Edit By request, here's an easy way to see why such a polynomial always exists: By construction, $x^{p^n} - x$ is the product of all irreducible polynomials over $\mathbb{F}_p$ of degree dividing $n$. On the other hand, the degree of the product of all irreducible polynomials over $\mathbb{F}_p$ of degree strictly dividing $n$ (that is, dividing $n$ and less than $n$) is
$$\sum_{d \,|\, n, \, d < n} p^d \leq \sum_{k < n} p^d = \frac{p^n - 1}{p - 1} < p^n = \deg (x^{p^n} - x).$$
Thus, $x^{p^n} - x$ has a factor irreducible over $\mathbb{F}_p$ of degree $n$.

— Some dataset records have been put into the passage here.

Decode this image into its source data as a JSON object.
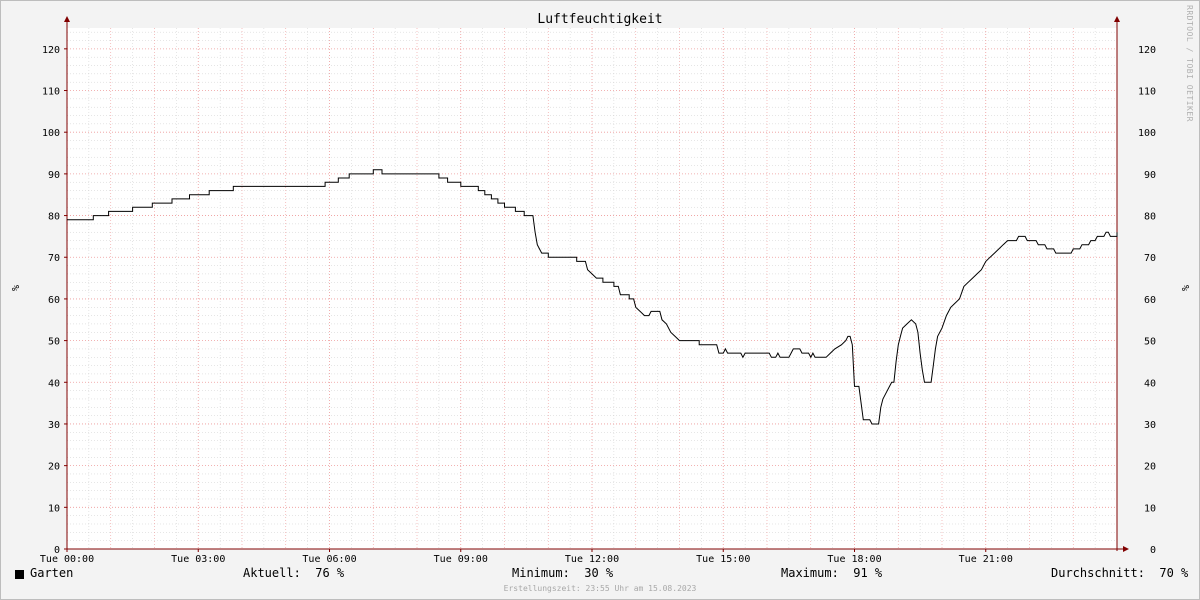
{
  "chart_data": {
    "type": "line",
    "title": "Luftfeuchtigkeit",
    "ylabel": "%",
    "ylim": [
      0,
      125
    ],
    "y_ticks": [
      0,
      10,
      20,
      30,
      40,
      50,
      60,
      70,
      80,
      90,
      100,
      110,
      120
    ],
    "x_ticks": [
      "Tue 00:00",
      "Tue 03:00",
      "Tue 06:00",
      "Tue 09:00",
      "Tue 12:00",
      "Tue 15:00",
      "Tue 18:00",
      "Tue 21:00"
    ],
    "x_range_hours": [
      0,
      24
    ],
    "grid": true,
    "series": [
      {
        "name": "Garten",
        "color": "#000000",
        "points": [
          [
            0.0,
            79
          ],
          [
            0.6,
            79
          ],
          [
            0.6,
            80
          ],
          [
            0.95,
            80
          ],
          [
            0.95,
            81
          ],
          [
            1.5,
            81
          ],
          [
            1.5,
            82
          ],
          [
            1.95,
            82
          ],
          [
            1.95,
            83
          ],
          [
            2.4,
            83
          ],
          [
            2.4,
            84
          ],
          [
            2.8,
            84
          ],
          [
            2.8,
            85
          ],
          [
            3.25,
            85
          ],
          [
            3.25,
            86
          ],
          [
            3.8,
            86
          ],
          [
            3.8,
            87
          ],
          [
            5.9,
            87
          ],
          [
            5.9,
            88
          ],
          [
            6.2,
            88
          ],
          [
            6.2,
            89
          ],
          [
            6.45,
            89
          ],
          [
            6.45,
            90
          ],
          [
            7.0,
            90
          ],
          [
            7.0,
            91
          ],
          [
            7.2,
            91
          ],
          [
            7.2,
            90
          ],
          [
            8.5,
            90
          ],
          [
            8.5,
            89
          ],
          [
            8.7,
            89
          ],
          [
            8.7,
            88
          ],
          [
            9.0,
            88
          ],
          [
            9.0,
            87
          ],
          [
            9.4,
            87
          ],
          [
            9.4,
            86
          ],
          [
            9.55,
            86
          ],
          [
            9.55,
            85
          ],
          [
            9.7,
            85
          ],
          [
            9.7,
            84
          ],
          [
            9.85,
            84
          ],
          [
            9.85,
            83
          ],
          [
            10.0,
            83
          ],
          [
            10.0,
            82
          ],
          [
            10.25,
            82
          ],
          [
            10.25,
            81
          ],
          [
            10.45,
            81
          ],
          [
            10.45,
            80
          ],
          [
            10.65,
            80
          ],
          [
            10.7,
            76
          ],
          [
            10.75,
            73
          ],
          [
            10.85,
            71
          ],
          [
            11.0,
            71
          ],
          [
            11.0,
            70
          ],
          [
            11.65,
            70
          ],
          [
            11.65,
            69
          ],
          [
            11.85,
            69
          ],
          [
            11.9,
            67
          ],
          [
            12.0,
            66
          ],
          [
            12.1,
            65
          ],
          [
            12.25,
            65
          ],
          [
            12.25,
            64
          ],
          [
            12.5,
            64
          ],
          [
            12.5,
            63
          ],
          [
            12.6,
            63
          ],
          [
            12.65,
            61
          ],
          [
            12.85,
            61
          ],
          [
            12.85,
            60
          ],
          [
            12.95,
            60
          ],
          [
            13.0,
            58
          ],
          [
            13.1,
            57
          ],
          [
            13.2,
            56
          ],
          [
            13.3,
            56
          ],
          [
            13.35,
            57
          ],
          [
            13.55,
            57
          ],
          [
            13.6,
            55
          ],
          [
            13.7,
            54
          ],
          [
            13.8,
            52
          ],
          [
            13.9,
            51
          ],
          [
            14.0,
            50
          ],
          [
            14.45,
            50
          ],
          [
            14.45,
            49
          ],
          [
            14.85,
            49
          ],
          [
            14.9,
            47
          ],
          [
            15.0,
            47
          ],
          [
            15.05,
            48
          ],
          [
            15.1,
            47
          ],
          [
            15.4,
            47
          ],
          [
            15.45,
            46
          ],
          [
            15.5,
            47
          ],
          [
            16.05,
            47
          ],
          [
            16.1,
            46
          ],
          [
            16.2,
            46
          ],
          [
            16.25,
            47
          ],
          [
            16.3,
            46
          ],
          [
            16.5,
            46
          ],
          [
            16.55,
            47
          ],
          [
            16.6,
            48
          ],
          [
            16.75,
            48
          ],
          [
            16.8,
            47
          ],
          [
            16.95,
            47
          ],
          [
            17.0,
            46
          ],
          [
            17.05,
            47
          ],
          [
            17.1,
            46
          ],
          [
            17.35,
            46
          ],
          [
            17.45,
            47
          ],
          [
            17.55,
            48
          ],
          [
            17.7,
            49
          ],
          [
            17.8,
            50
          ],
          [
            17.85,
            51
          ],
          [
            17.9,
            51
          ],
          [
            17.95,
            49
          ],
          [
            18.0,
            39
          ],
          [
            18.1,
            39
          ],
          [
            18.15,
            35
          ],
          [
            18.2,
            31
          ],
          [
            18.35,
            31
          ],
          [
            18.4,
            30
          ],
          [
            18.55,
            30
          ],
          [
            18.6,
            34
          ],
          [
            18.65,
            36
          ],
          [
            18.7,
            37
          ],
          [
            18.8,
            39
          ],
          [
            18.85,
            40
          ],
          [
            18.9,
            40
          ],
          [
            18.95,
            45
          ],
          [
            19.0,
            49
          ],
          [
            19.05,
            51
          ],
          [
            19.1,
            53
          ],
          [
            19.2,
            54
          ],
          [
            19.3,
            55
          ],
          [
            19.4,
            54
          ],
          [
            19.45,
            52
          ],
          [
            19.5,
            47
          ],
          [
            19.55,
            43
          ],
          [
            19.6,
            40
          ],
          [
            19.75,
            40
          ],
          [
            19.8,
            44
          ],
          [
            19.85,
            48
          ],
          [
            19.9,
            51
          ],
          [
            20.0,
            53
          ],
          [
            20.1,
            56
          ],
          [
            20.2,
            58
          ],
          [
            20.3,
            59
          ],
          [
            20.4,
            60
          ],
          [
            20.5,
            63
          ],
          [
            20.6,
            64
          ],
          [
            20.7,
            65
          ],
          [
            20.8,
            66
          ],
          [
            20.9,
            67
          ],
          [
            21.0,
            69
          ],
          [
            21.1,
            70
          ],
          [
            21.2,
            71
          ],
          [
            21.3,
            72
          ],
          [
            21.4,
            73
          ],
          [
            21.5,
            74
          ],
          [
            21.7,
            74
          ],
          [
            21.75,
            75
          ],
          [
            21.9,
            75
          ],
          [
            21.95,
            74
          ],
          [
            22.15,
            74
          ],
          [
            22.2,
            73
          ],
          [
            22.35,
            73
          ],
          [
            22.4,
            72
          ],
          [
            22.55,
            72
          ],
          [
            22.6,
            71
          ],
          [
            22.95,
            71
          ],
          [
            23.0,
            72
          ],
          [
            23.15,
            72
          ],
          [
            23.2,
            73
          ],
          [
            23.35,
            73
          ],
          [
            23.4,
            74
          ],
          [
            23.5,
            74
          ],
          [
            23.55,
            75
          ],
          [
            23.7,
            75
          ],
          [
            23.75,
            76
          ],
          [
            23.8,
            76
          ],
          [
            23.85,
            75
          ],
          [
            24.0,
            75
          ],
          [
            24.0,
            76
          ],
          [
            24.25,
            76
          ]
        ]
      }
    ]
  },
  "legend": {
    "series_label": "Garten",
    "current": "Aktuell:  76 %",
    "minimum": "Minimum:  30 %",
    "maximum": "Maximum:  91 %",
    "average": "Durchschnitt:  70 %"
  },
  "footer": "Erstellungszeit: 23:55 Uhr am 15.08.2023",
  "watermark": "RRDTOOL / TOBI OETIKER",
  "colors": {
    "background": "#f3f3f3",
    "plot_background": "#ffffff",
    "major_grid": "#ee9999",
    "minor_grid": "#cccccc",
    "axis": "#800000",
    "line": "#000000"
  }
}
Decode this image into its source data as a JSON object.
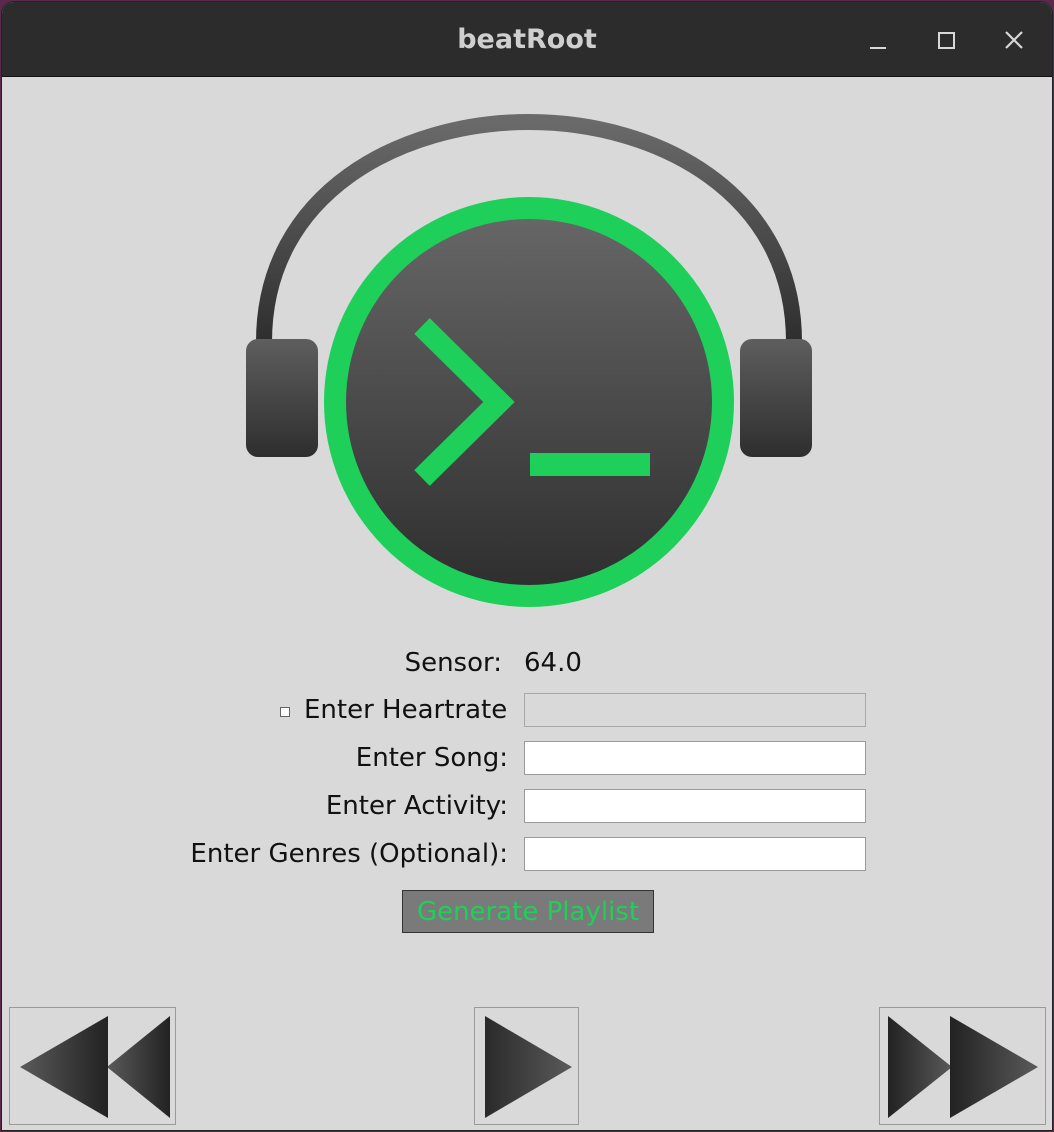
{
  "window": {
    "title": "beatRoot"
  },
  "form": {
    "sensor_label": "Sensor:",
    "sensor_value": "64.0",
    "heartrate_label": "Enter Heartrate",
    "heartrate_checked": false,
    "heartrate_value": "",
    "song_label": "Enter Song:",
    "song_value": "",
    "activity_label": "Enter Activity:",
    "activity_value": "",
    "genres_label": "Enter Genres (Optional):",
    "genres_value": "",
    "generate_label": "Generate Playlist"
  },
  "icons": {
    "logo": "headphones-terminal-logo",
    "rewind": "rewind-icon",
    "play": "play-icon",
    "fast_forward": "fast-forward-icon",
    "minimize": "minimize-icon",
    "maximize": "maximize-icon",
    "close": "close-icon"
  },
  "colors": {
    "accent_green": "#1ed05a",
    "titlebar": "#2c2c2c",
    "window_bg": "#d9d9d9"
  }
}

A: You can construct an algebraic closure $\overline{\mathbf{F}}_p$ of $\mathbf{F}_p := \mathbf{Z}/p\mathbf{Z}$ and show that the set of elements $x$ in it such that $x^{p^n}-x$ is a field (because the Frobenius $y\mapsto y^{p^n}$ is additive, classic), and as it has $p^n$ elements...
A: The cleanest general solution for this that I know of is to construct the said field as the splitting field of the polynomial $x^{p^n}-x$. In practice you want to construct it as the quotient ring $\Bbb{Z}_p[x]/\langle p(x)\rangle$, where $p(x)\in\Bbb{Z}_p[x]$ is an irreducible polynomial of degree $n$.
This practical approach begs the question: Can you show me such an irreducible polynomial? That's when the fun begins. Proving their existence is easier than actually finding one. Deriving a formula telling us exactly how many there are is also easier than actually finding one. I use tables and/or ad hoc techniques.